Not Overdescribing, and Trusting Your Reader/Audience
From the "real-life examples from scripts I just read" department --
This script was submitted to a production company, by a producer.
On page 3, the writer describes the main character, in this paragraph (all names changed):
We PULL to reveal MORRIS himself. A tall, slim man in his 60's. His face handsome in a windswept way. Rugged. Like the outdoors he loves. By the age of 18, Morris was working for the Bureau of Indian Affairs, as an "Adjuster", a free-lance cowboy hired to mediate land disputes between Anglos and fragmented groups from the Indian nations. The job required some charm and skill, and when that failed, a Colt "Peacemaker". He tried always to be fair. Or at least, consistent.
This is a perfect example of overwriting. Though it's tempting to drop huge chunks of character description into an introduction, the bottom line is still the fact that there really isn't any reason to put anything into the script that the audience wouldn't see or here. If the information is that important, figure out a way to bring it across in the dialogue or the story.
So that's what I would have told the writer. Work it into the tale.
But it turns out that that would have been unnecessary. Because on page 5, we get this exchange, between Morris' daughter and his young grandson.
He didn't shoot people.
He says he did. He's an "Adjuster".
He was an "adjuster", a long time ago. I don't think he shot a single person.
And then, on page 6, we get this:
My partner and me once headed off renegade Comanches that were making trouble with some ranchers up north of the Grass River...
Extensive description of an "adjusting" incident follows.
So on pages 5 and 6, we get plenty of backstory into Morris' character and the job he had, rendering the whole page 3 description superfluous.

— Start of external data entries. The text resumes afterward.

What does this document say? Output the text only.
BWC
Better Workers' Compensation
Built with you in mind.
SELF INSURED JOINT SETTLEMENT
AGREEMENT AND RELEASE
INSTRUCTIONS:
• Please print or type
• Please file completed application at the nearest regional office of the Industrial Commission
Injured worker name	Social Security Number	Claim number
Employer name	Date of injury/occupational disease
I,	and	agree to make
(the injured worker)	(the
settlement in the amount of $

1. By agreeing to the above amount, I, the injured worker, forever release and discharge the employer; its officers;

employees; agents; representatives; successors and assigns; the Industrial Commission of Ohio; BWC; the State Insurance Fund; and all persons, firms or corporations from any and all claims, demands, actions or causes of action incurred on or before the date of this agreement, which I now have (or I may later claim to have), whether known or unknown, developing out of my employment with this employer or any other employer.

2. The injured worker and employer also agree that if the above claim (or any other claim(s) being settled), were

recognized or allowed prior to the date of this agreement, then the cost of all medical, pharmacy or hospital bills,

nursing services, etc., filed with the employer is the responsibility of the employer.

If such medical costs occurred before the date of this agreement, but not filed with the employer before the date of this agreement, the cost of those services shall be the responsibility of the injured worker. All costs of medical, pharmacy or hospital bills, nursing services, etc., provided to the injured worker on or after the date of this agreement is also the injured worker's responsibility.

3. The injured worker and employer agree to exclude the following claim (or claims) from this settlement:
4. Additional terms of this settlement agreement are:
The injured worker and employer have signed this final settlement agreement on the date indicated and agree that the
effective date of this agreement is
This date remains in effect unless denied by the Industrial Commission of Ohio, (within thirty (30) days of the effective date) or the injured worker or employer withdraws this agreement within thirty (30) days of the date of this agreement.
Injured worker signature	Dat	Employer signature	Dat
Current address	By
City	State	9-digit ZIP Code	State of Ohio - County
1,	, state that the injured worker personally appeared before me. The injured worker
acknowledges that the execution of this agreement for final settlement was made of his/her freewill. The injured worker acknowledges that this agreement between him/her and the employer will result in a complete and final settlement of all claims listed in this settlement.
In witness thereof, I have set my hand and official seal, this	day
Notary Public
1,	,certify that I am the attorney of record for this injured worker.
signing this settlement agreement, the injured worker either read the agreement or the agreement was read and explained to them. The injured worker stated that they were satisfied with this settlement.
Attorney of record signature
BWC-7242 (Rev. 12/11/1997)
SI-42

But the writer doesn't stop there. On page 7, one minor character tells another about how Morris was an adjuster, and what that means. On page 15, Morris talks about adjusting again. On page 22, he talks with his old partner about what they used to do in the old days. On page 26, Morris' son tells a cop:
The Bureau of Indian Affairs used to call in cowboys to negotiate border disputes. They were called "adjusters". That was a long time ago.
On page 32, Morris' partner tells another character that they are adjusters, and they negotiate land disputes. On page 53, he tells another woman "In the old days, when there was a land dispute, the Government brought us in to mediate it". On page 63, he tells a sheriff "We used to work for the BIA, just after the war. Mostly resolving land disputes". On page 69, a TV reporter describes the characters as "cowboys once hired to settle land disputes between Native Americans and Anglo landowners".
If your characters have a job that is important to the plot and a little obscure, just establish it early. And though in reality they might have to fill in people along the way about what they do, there's no reason the reader (or the audience) needs to hear about it over, and over, and over again, in the same words. Especially since it isn't a running gag -- it's repetitive dramatic exposition.
(I'm sure the people reading this know all this already. Just wanted to let you know that there are scripts like this being repped by producers. Doesn't it make you nuts?)